The diagnosis of cardiac sarcoidosis (CS) is often suspected based on clinical features when histologic evidence is lacking. While the arrhythmic characteristics of CS with histologic evidence meeting the 2014 Heart Rhythm Society criteria (definite or probable CS) have been extensively studied, the arrhythmic presentations and outcomes of clinical CS are less known. To compare arrhythmia manifestations, management, and outcomes between clinically diagnosed and definite/probable CS. We retrospectively analyzed a single-center referral cohort of patients with available electrophysiologic data stratified by CS category (definite/probable or clinical). Patients with clinical CS had no histologic evidence of cardiac or extracardiac sarcoidosis (biopsy negative or not performed) and the diagnosis was based on clinical course (unexplained sustained VT, Mobitz II, or complete AV block) and imaging features (patchy uptake on dedicated cardiac positron emission tomography or late gadolinium enhancement on cardiac magnetic resonance imaging).

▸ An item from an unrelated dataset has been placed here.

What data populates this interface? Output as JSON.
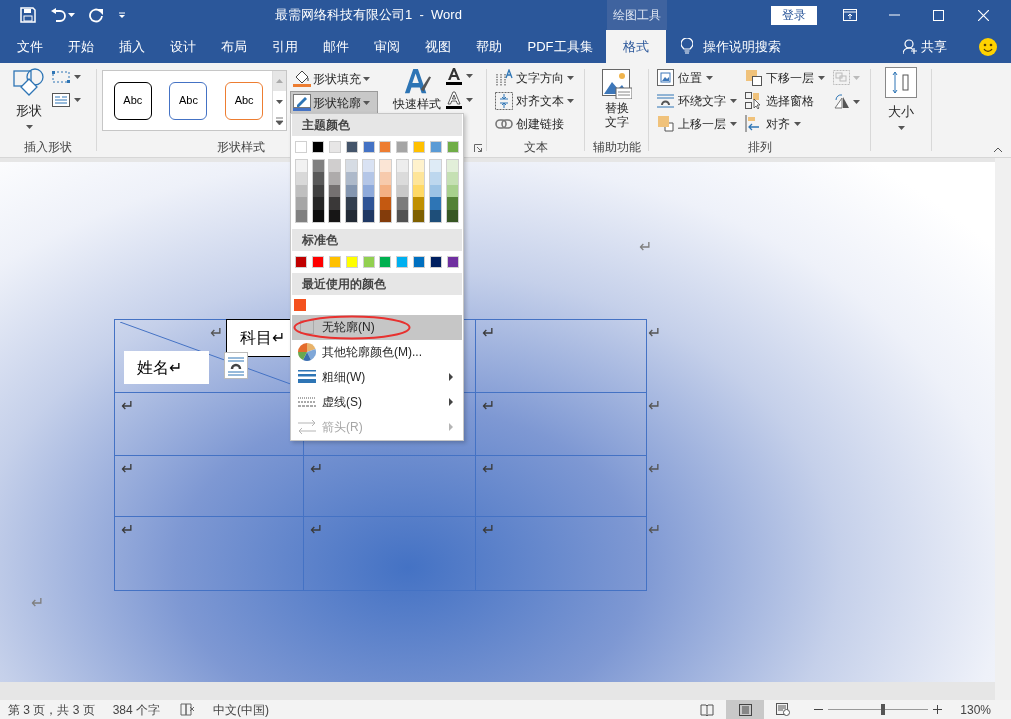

History of arrhythmias at index evaluation, arrhythmia management, and outcomes were comparatively assessed for patients with definite/probable CS compared to those with clinical CS. The cohort included 629 CS patients (median age 57 years, male 67%, NYHA class I-II 78%), including 12% definite, 54% probable, and 34% clinical CS patients. History of ventricular and supraventricular arrhythmias was more common in clinical CS compared to definite/probable CS (Figure). Accordingly, the rate of antiarrhythmic drug use was higher in clinical (33%) than definite/probable CS (22%, p=0.002). Median follow-up after index evaluation at our institution was 3.1y (IQR 4.2y). The number of incident VT/VF events per patient per year was greater in clinical CS than definite/probable CS (Figure). Catheter ablations for ventricular arrhythmia were more frequent in clinical CS (27%) than definite/probable CS (9%, p<0.001). Patients with clinical CS exhibited a more severe arrhythmic phenotype compared to patients with definite/probable CS. These findings have implications for the management and prognosis of CS patients within this common clinical category.